New York is a city of interior spaces, where the current architectural scene presents itself less in the form of spectacular new buildings than in an array of striking spatial designs – the outcome of the many conversions and refurbishment schemes in shops, bars, lofts and galleries. The Scandinavian-born architect Winka Dubbledam recently created a piece of spatial sculpture for a new hairdressing salon called Aida. Set in a neighbourhood of brick buildings, the large polygonal glass shop window catches the eye in the street outside. Customers enter

a long, narrow space enclosed by a three-dimensional skin of plasterboard walls. Integrated into this envelope are all requisite installations such as lighting, loudspeakers, air conditioning and mirrors, as well as the ancillary spaces. At the rear of the premises is a planted courtyard with slate pavings and benches set between trees and Virginia creeper. The hairdressing salon is situated in Manhattan’s Upper East Side (209East 76th Street).

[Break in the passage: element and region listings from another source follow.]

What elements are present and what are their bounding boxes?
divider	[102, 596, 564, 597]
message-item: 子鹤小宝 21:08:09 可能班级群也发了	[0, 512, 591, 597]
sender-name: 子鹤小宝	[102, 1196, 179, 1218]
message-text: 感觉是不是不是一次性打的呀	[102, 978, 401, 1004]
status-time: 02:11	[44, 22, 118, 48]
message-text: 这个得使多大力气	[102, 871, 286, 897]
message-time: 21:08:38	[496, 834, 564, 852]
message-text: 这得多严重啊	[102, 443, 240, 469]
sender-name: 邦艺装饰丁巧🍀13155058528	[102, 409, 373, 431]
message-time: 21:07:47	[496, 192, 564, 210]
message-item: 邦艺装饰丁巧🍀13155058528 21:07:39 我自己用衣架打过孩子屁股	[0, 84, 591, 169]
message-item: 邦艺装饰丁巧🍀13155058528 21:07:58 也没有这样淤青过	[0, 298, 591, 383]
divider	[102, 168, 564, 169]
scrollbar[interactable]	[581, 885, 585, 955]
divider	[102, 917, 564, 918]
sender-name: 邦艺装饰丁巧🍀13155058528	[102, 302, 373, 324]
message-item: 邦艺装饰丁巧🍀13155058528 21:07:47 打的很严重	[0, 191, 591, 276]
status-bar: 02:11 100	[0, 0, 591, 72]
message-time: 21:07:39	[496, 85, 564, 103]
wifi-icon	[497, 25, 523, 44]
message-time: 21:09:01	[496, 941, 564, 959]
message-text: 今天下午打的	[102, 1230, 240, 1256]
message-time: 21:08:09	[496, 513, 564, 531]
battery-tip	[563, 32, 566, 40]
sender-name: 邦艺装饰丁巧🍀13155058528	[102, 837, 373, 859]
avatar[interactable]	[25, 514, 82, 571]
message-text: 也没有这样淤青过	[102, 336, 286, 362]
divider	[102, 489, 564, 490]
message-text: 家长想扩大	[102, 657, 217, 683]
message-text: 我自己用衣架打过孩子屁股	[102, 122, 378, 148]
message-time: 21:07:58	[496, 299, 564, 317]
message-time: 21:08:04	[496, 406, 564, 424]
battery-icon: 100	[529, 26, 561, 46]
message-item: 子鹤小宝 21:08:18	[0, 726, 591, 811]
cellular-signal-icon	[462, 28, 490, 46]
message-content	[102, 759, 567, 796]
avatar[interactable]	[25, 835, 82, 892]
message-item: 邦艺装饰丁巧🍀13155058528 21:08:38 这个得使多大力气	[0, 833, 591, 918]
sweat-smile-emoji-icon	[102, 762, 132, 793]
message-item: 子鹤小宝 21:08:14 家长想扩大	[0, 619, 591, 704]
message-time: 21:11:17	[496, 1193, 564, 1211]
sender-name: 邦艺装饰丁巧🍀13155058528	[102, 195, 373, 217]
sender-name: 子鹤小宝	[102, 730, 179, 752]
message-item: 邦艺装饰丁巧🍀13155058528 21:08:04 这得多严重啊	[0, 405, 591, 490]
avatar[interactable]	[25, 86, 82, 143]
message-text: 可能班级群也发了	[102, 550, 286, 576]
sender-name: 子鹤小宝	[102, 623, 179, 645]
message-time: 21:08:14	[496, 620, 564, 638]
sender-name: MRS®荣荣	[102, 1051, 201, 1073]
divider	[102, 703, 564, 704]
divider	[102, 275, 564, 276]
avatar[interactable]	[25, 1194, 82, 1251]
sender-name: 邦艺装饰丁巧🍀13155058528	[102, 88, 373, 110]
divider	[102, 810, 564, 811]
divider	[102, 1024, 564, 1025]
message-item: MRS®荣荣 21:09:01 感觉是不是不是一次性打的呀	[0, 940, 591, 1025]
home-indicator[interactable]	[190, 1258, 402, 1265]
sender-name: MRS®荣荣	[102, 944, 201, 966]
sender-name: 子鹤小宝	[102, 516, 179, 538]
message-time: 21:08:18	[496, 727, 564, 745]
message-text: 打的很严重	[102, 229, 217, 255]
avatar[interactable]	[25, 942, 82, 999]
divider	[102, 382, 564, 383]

The Shiseido cosmetic company’s new “store and spa”, which opened in December 2000, is located in one of the finest areas of the city (535 Madison Avenue). The interior was designed by the young New York architectural group ARO. Distinguished by the use of translucent fabrics, the store is in the form of an open landscape entirely in blue. The cosmetics are displayed in an atmosphere of noble restraint on glass tables, or on wall shelving behind diaphanous curtains. The curving lines of the textiles echo the extravagant forms of the flacons and carafes, thus stressing the brand image. At the rear of the shop, draped in fabrics and set off from the main area by curving walls, is a lounge area with cabins for the application of the cosmetics.